Но тут был какой-то совсем иной случай. Что-то делало руку Ильи, лежащую рядом с рукой Маши, невероятно тяжелой. Казалось, что нужно затратить невероятные усилия, чтобы приподнять ее… И Илья так и не решился на это. Он лишь сблизил свое плечо с. плечом Маши, да и то сделал это так, будто в прежнем положении ему было плохо видно происходящее на экране.
Зато сама Маша кажется ему интересующейся лишь сюжетом кинофильма. На самом же деле она с волнением ожидает, что Илья непременно попытается пожать ей руку или, может быть, даже обнять. Но время идет, а Илья лишь прислоняется плечом к ее плечу, да и то, видимо, совершенно случайно. Все его внимание, конечно, поглощено фильмом. Еще бы! На экране сплошная физика: атомные реакторы, синхрофазотроны, яростные споры о тайнах микромира…

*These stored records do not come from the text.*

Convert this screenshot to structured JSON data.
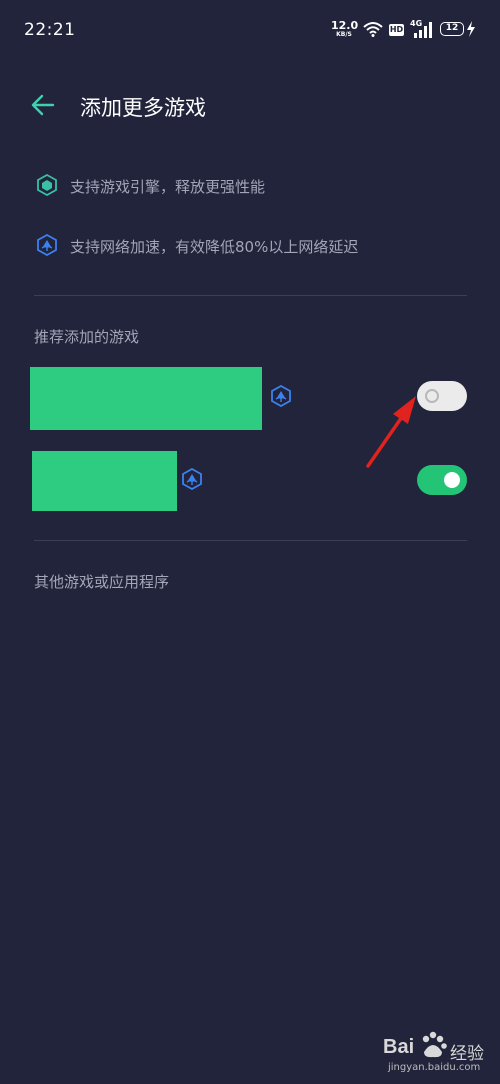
{
  "status_bar": {
    "time": "22:21",
    "net_speed": "12.0",
    "net_unit": "KB/S",
    "hd": "HD",
    "signal_label": "4G",
    "battery": "12"
  },
  "header": {
    "back_icon": "arrow-left-icon",
    "title": "添加更多游戏"
  },
  "features": [
    {
      "icon": "game-engine-icon",
      "text": "支持游戏引擎，释放更强性能"
    },
    {
      "icon": "network-accel-icon",
      "text": "支持网络加速，有效降低80%以上网络延迟"
    }
  ],
  "recommended": {
    "title": "推荐添加的游戏",
    "games": [
      {
        "engine_icon": "network-accel-icon",
        "enabled": false
      },
      {
        "engine_icon": "network-accel-icon",
        "enabled": true
      }
    ]
  },
  "other_section": {
    "title": "其他游戏或应用程序"
  },
  "watermark": {
    "brand": "Bai",
    "brand_suffix": "经验",
    "url": "jingyan.baidu.com"
  },
  "colors": {
    "background": "#21243a",
    "game_block": "#2ecc80",
    "toggle_on": "#23c475",
    "toggle_off": "#ebebeb",
    "accent_back": "#3fd0b0",
    "annotation_arrow": "#e0231f"
  }
}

Лишь выходя из зала, Илья берет Машу под руку, а в гардеробе очень галантно подает ей шубку.
— Ну, как понравился вам фильм из жизни вашего брата физика? — спрашивает его Маша.
— Я не в восторге, — притворно морщится Илья. — Скучновато все это и явно для нефизиков. Уж очень элементарно… Да и герои списаны явно не с нас.
— А мне казалось, что вы смотрели с большим интересом.
— Я всегда смотрю очень добросовестно, — усмехается Илья.
Когда они выходят наконец из Дома ученых, им сразу же попадается такси.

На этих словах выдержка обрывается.